In a press conference lawyer in the case André Seebregts said that the four plaintiffs were present at “massacres” in Cairo in summer 2013, “where hundreds of unarmed protesters were killed by police and military”.
The protests concerned include the clashes at the Republican Guards Headquarters on 8 July, the Naser Road Clashes on 27 July, and the dispersal of the Rabaa Al-Adaweya sit-in on 14 August. According to a report by Human Rights Watch, the minimum death tolls for these incidents come in at 61, 95 and 817, respectively.
One of the plaintiffs was hit by a bullet in these clashes, Seebregts said. He expects to be able to gather enough evidence to prove crimes against humanity, citing the Human Rights Watch report, based on a large number of sources and eyewitness accounts, that also holds Ibrahim responsible for the killings.
He further said that they plan to file a suits against other Egyptian officials, including former president Adly Mansour and former prime minister Hazem El-Beblawi . The only reason for not including current President Abdel Fattah Al-Sisi, defence minister at the time of the incidents, is because Dutch law prohibits the filing of a case against an acting president, Seebregts added.
In a statement on Saturday, Seebregts explained that a conviction of Ibrahim for crimes against humanity would mean that the minister would not be able to travel to countries with which the Netherlands has an extradition treaty – including, among others, the United States, the European Union, Russia and Turkey – without risking to be arrested and referred to the Netherlands for prosecution.

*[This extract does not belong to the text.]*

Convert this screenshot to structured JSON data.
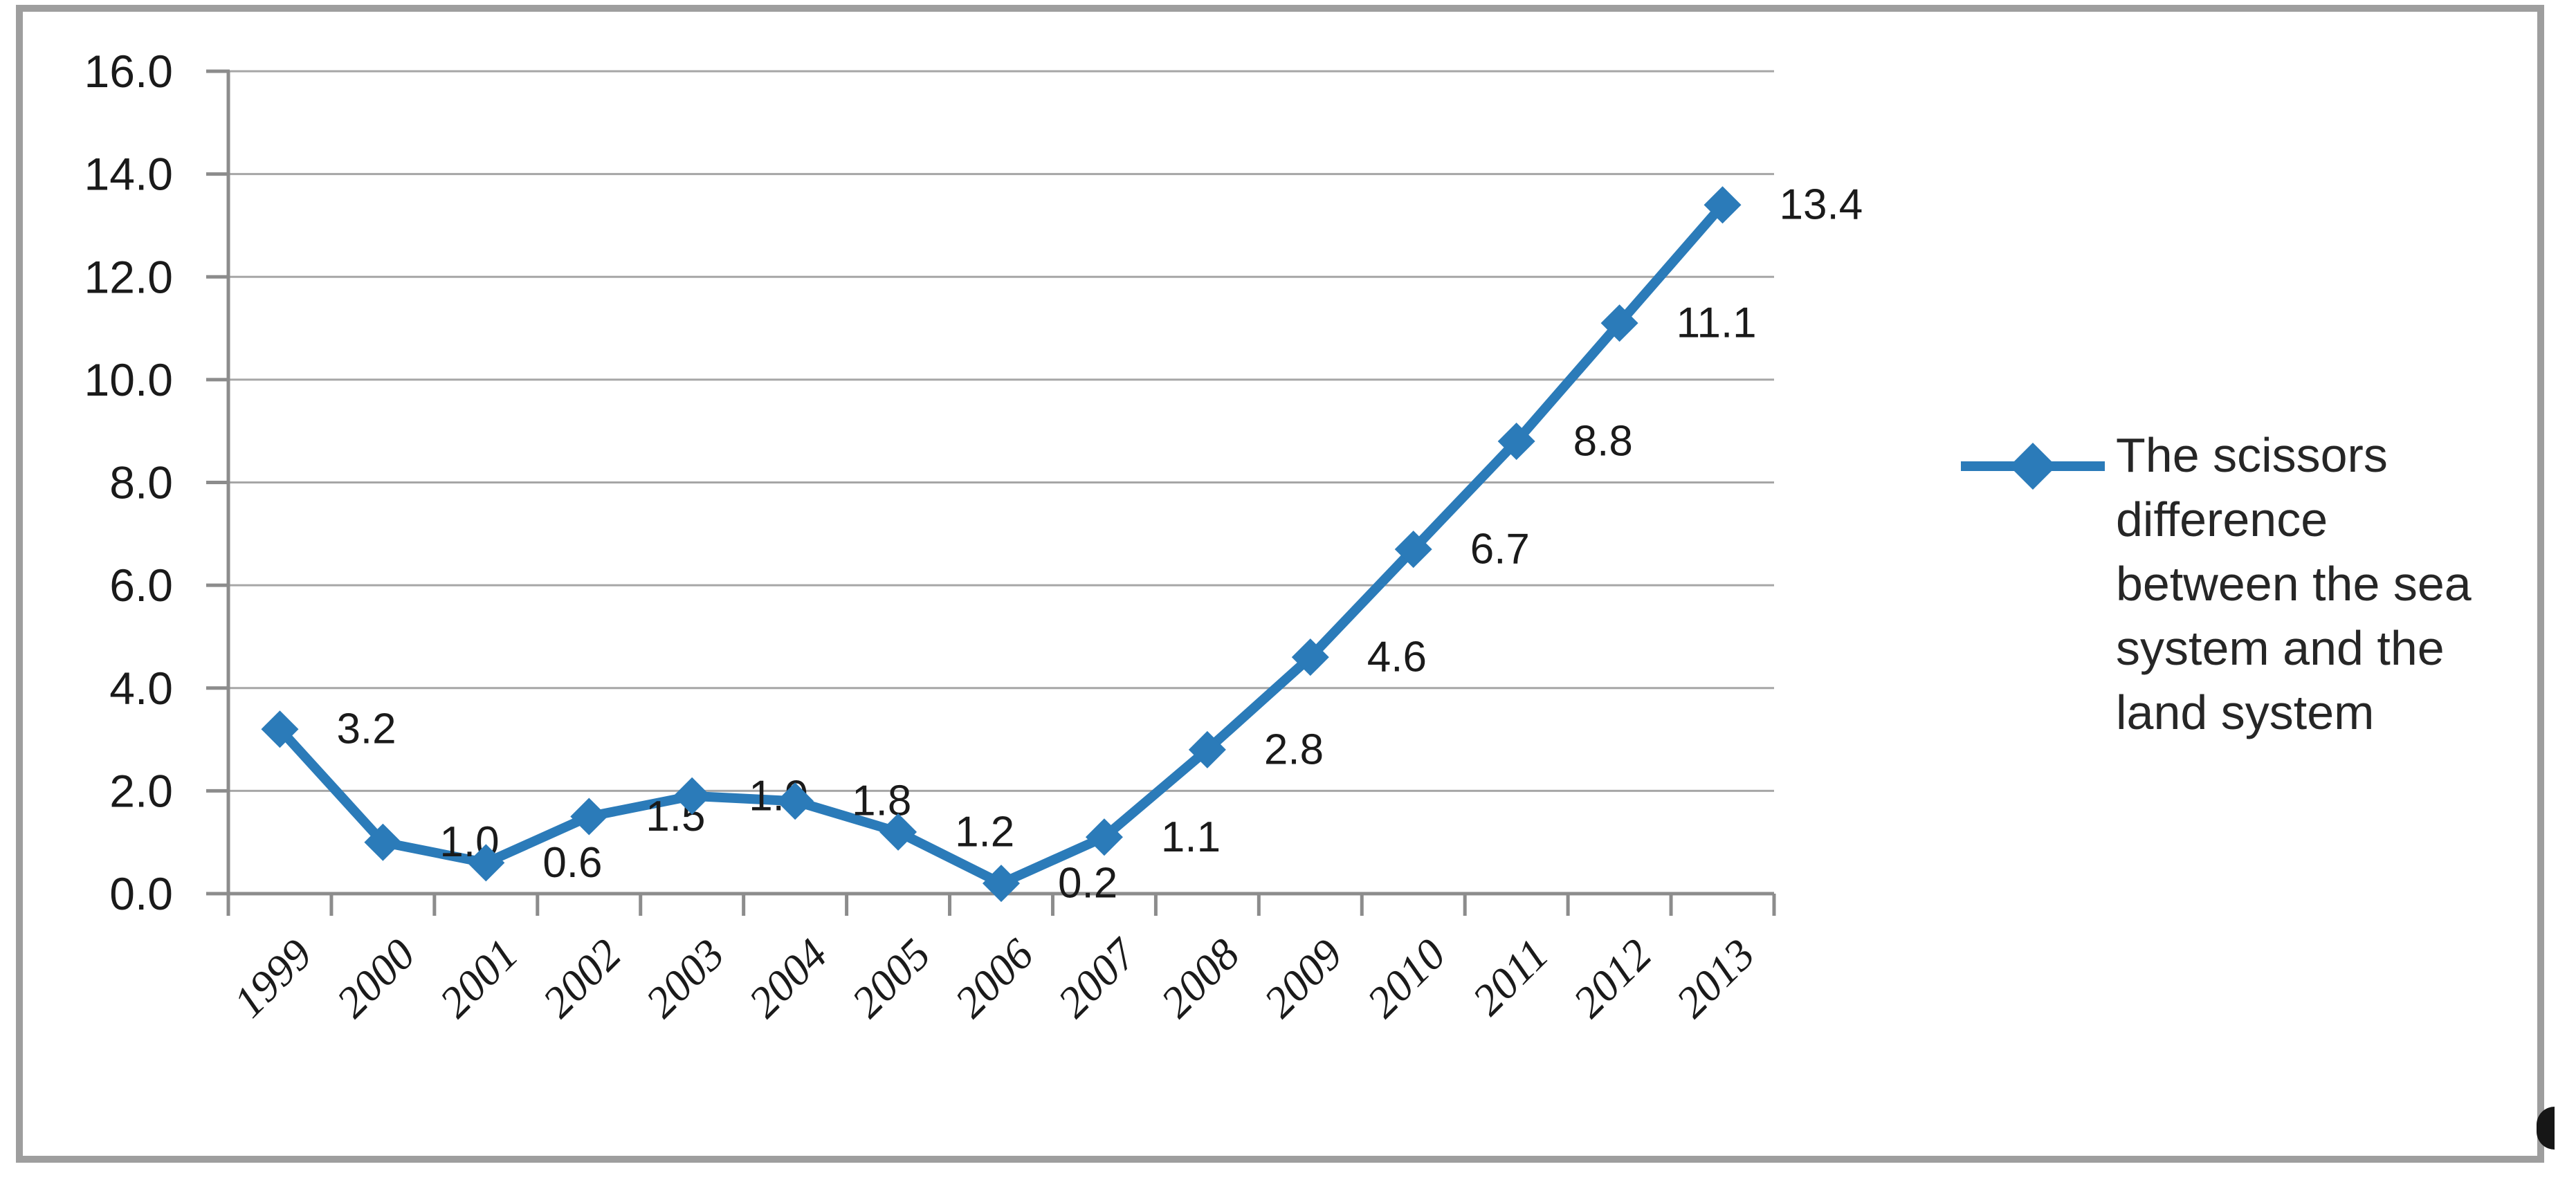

Seebregts did not enclose the names or other information about the plaintiffs out of fear they could be arrested when travelling to Egypt. “At the moment, there appears to be no rule of law [in Egypt],” he said, referring to the mass death sentence of over 600 supporters of the ousted president Mohamed Morsi, without meeting the “most basic requirements for a fair trial” in Minya, Upper Egypt, in April.
On 8 September, Dutch journalist Rena Netjes filed a case in the Netherlands against the Egyptian journalist Sahar Ramzy over defamation. Netherlands-based Ramzy had written an article about Netjes, who is convicted in Egypt in absentia over charges of aiding terrorists and spreading false news in the case against the Al Jazeera journalists, accusing her of supporting terrorism and having extremist beliefs. Ramzy called on Egyptian authorities to take “appropriate measures against this shameless act that aims to tarnish Egypt”.
In another article in the Egyptian newspaper Al-Youm Al-Sabaa, the Netherlands-based Egyptian businessman Sameh Sourial had accused Netjes of telling “all lies” about Egypt and pledged to file a memo against her to the Dutch Ministry of Foreign Affairs.
Netjes said in a reaction that articles as these are ways to intimidate her to stop reporting on Egypt.